18.1.05

Vocabulaire

Lu dans Le Monde:
Denis Gautier-Sauvagnac, dirigeant du Medef, balaie cependant tout cela d'un revers de main. Ces mouvements sociaux sont, selon lui, "des manifestations tout à fait traditionnelles, dans le sens le plus conservateur qui soit. Avec la réforme des 35 heures, nous sommes peut-être au début d'un tournant. En parlant de temps choisi, le gouvernement a utilisé le bon vocabulaire, ce qui rend très difficile la réaction syndicale".

Terrible remarque.

Terrible, parce que le débat sur réforme des 35 heures a été effectivement globalement controlé par la droite, qui a réussi à faire passer deux idées fortes sans quasiment la moindre opposition politique ou questionnement de la part des médias. Déja par le martèlement de l'effet négatif des 35 heures, sans franchement d'étude économique sérieuse pour le justifier, cf. l'intéressant billet sur Ceteris Paribus.

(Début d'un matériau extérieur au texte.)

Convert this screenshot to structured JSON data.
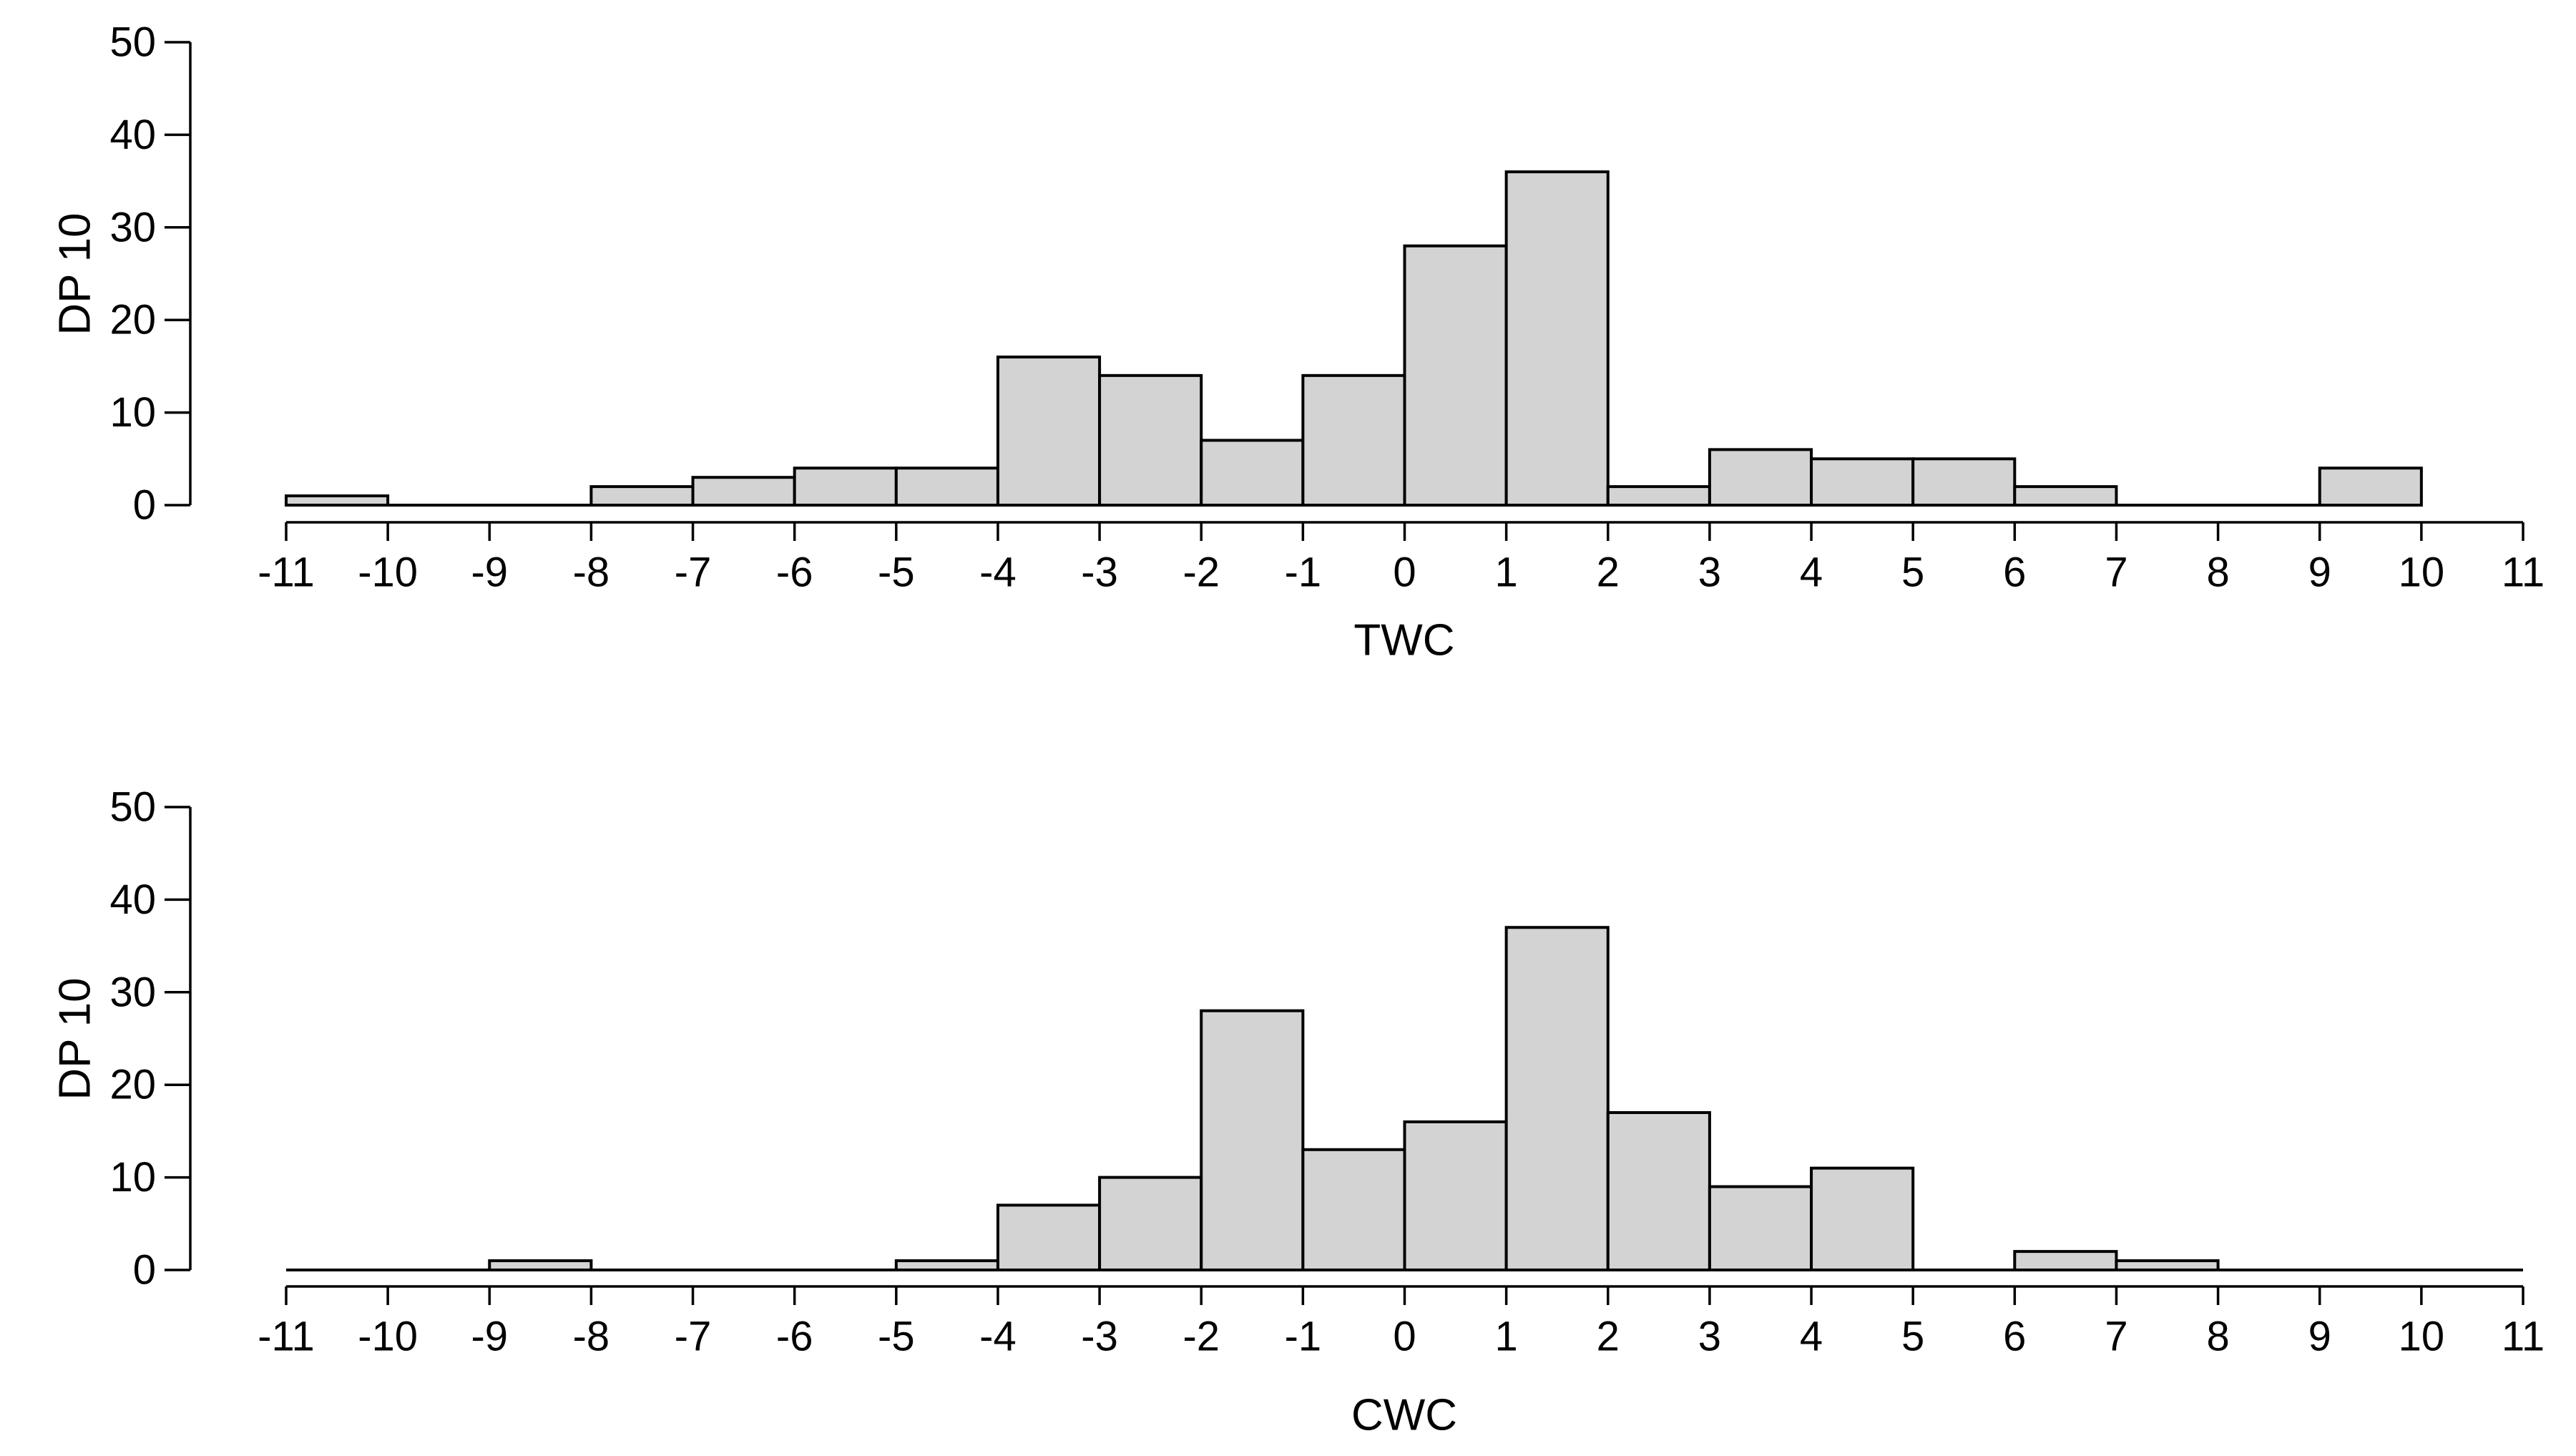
{
  "page": {
    "background": "#ffffff",
    "text_color": "#000000"
  },
  "chart_data": [
    {
      "type": "bar",
      "chart_kind": "histogram",
      "title": "",
      "xlabel": "TWC",
      "ylabel": "DP 10",
      "bin_edges": [
        -11,
        -10,
        -9,
        -8,
        -7,
        -6,
        -5,
        -4,
        -3,
        -2,
        -1,
        0,
        1,
        2,
        3,
        4,
        5,
        6,
        7,
        8,
        9,
        10,
        11
      ],
      "counts": [
        1,
        0,
        0,
        2,
        3,
        4,
        4,
        16,
        14,
        7,
        14,
        28,
        36,
        2,
        6,
        5,
        5,
        2,
        0,
        0,
        4,
        0
      ],
      "x_ticks": [
        -11,
        -10,
        -9,
        -8,
        -7,
        -6,
        -5,
        -4,
        -3,
        -2,
        -1,
        0,
        1,
        2,
        3,
        4,
        5,
        6,
        7,
        8,
        9,
        10,
        11
      ],
      "y_ticks": [
        0,
        10,
        20,
        30,
        40,
        50
      ],
      "xlim": [
        -11,
        11
      ],
      "ylim": [
        0,
        50
      ],
      "baseline_span": [
        -11,
        10
      ],
      "grid": false,
      "legend": null,
      "bar_fill": "#d3d3d3",
      "bar_stroke": "#000000",
      "axis_color": "#000000"
    },
    {
      "type": "bar",
      "chart_kind": "histogram",
      "title": "",
      "xlabel": "CWC",
      "ylabel": "DP 10",
      "bin_edges": [
        -11,
        -10,
        -9,
        -8,
        -7,
        -6,
        -5,
        -4,
        -3,
        -2,
        -1,
        0,
        1,
        2,
        3,
        4,
        5,
        6,
        7,
        8,
        9,
        10,
        11
      ],
      "counts": [
        0,
        0,
        1,
        0,
        0,
        0,
        1,
        7,
        10,
        28,
        13,
        16,
        37,
        17,
        9,
        11,
        0,
        2,
        1,
        0,
        0,
        0
      ],
      "x_ticks": [
        -11,
        -10,
        -9,
        -8,
        -7,
        -6,
        -5,
        -4,
        -3,
        -2,
        -1,
        0,
        1,
        2,
        3,
        4,
        5,
        6,
        7,
        8,
        9,
        10,
        11
      ],
      "y_ticks": [
        0,
        10,
        20,
        30,
        40,
        50
      ],
      "xlim": [
        -11,
        11
      ],
      "ylim": [
        0,
        50
      ],
      "baseline_span": [
        -11,
        11
      ],
      "grid": false,
      "legend": null,
      "bar_fill": "#d3d3d3",
      "bar_stroke": "#000000",
      "axis_color": "#000000"
    }
  ]
}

Non, ce qui m'impressionne plus encore est la façon dont l'UMP a téléguidé le débat, en réussissant à poser Chirac comme le bon sens près de chez vous face à un Sarkozy bille en tête, à parler plus de pédagogie de la réforme que de la réforme elle-même, et - habileté suprême - en la posant comme une liberté supplémentaire pour le salarié. La sortie de Gautier-Sauvagnac est tout à fait lucide, et terrible quand il lie l'absence de réaction des syndicats à ce jeu sur les mots. Non seulement il a probalement raison pour une part, mais réussir en prime à qualifier l'opposition à cette réforme de 'conservateurs' dans la même phrase est un emboîtement de novlangue assez sidérant.

Il est rare de voir l'autre côté réussir à contrer ce type de déviances de discours. Le passage de "antimondialiste" à "altermondialiste" est un des rares exemples.

Allez, finissons sur Bourdieu:

En fait les mots exercent un pouvoir typiquement magique : ils font croire, ils font agir. Mais, comme dans le cas de la magie, il faut se demander où réside le principe de cette action ; ou plus exactement quelles sont les conditions sociales qui rendent possible l’efficacité magique des mots. Le pouvoir des mots ne s’exerce que sur ceux qui ont été disposés à les entendre et à les écouter, bref à les croire.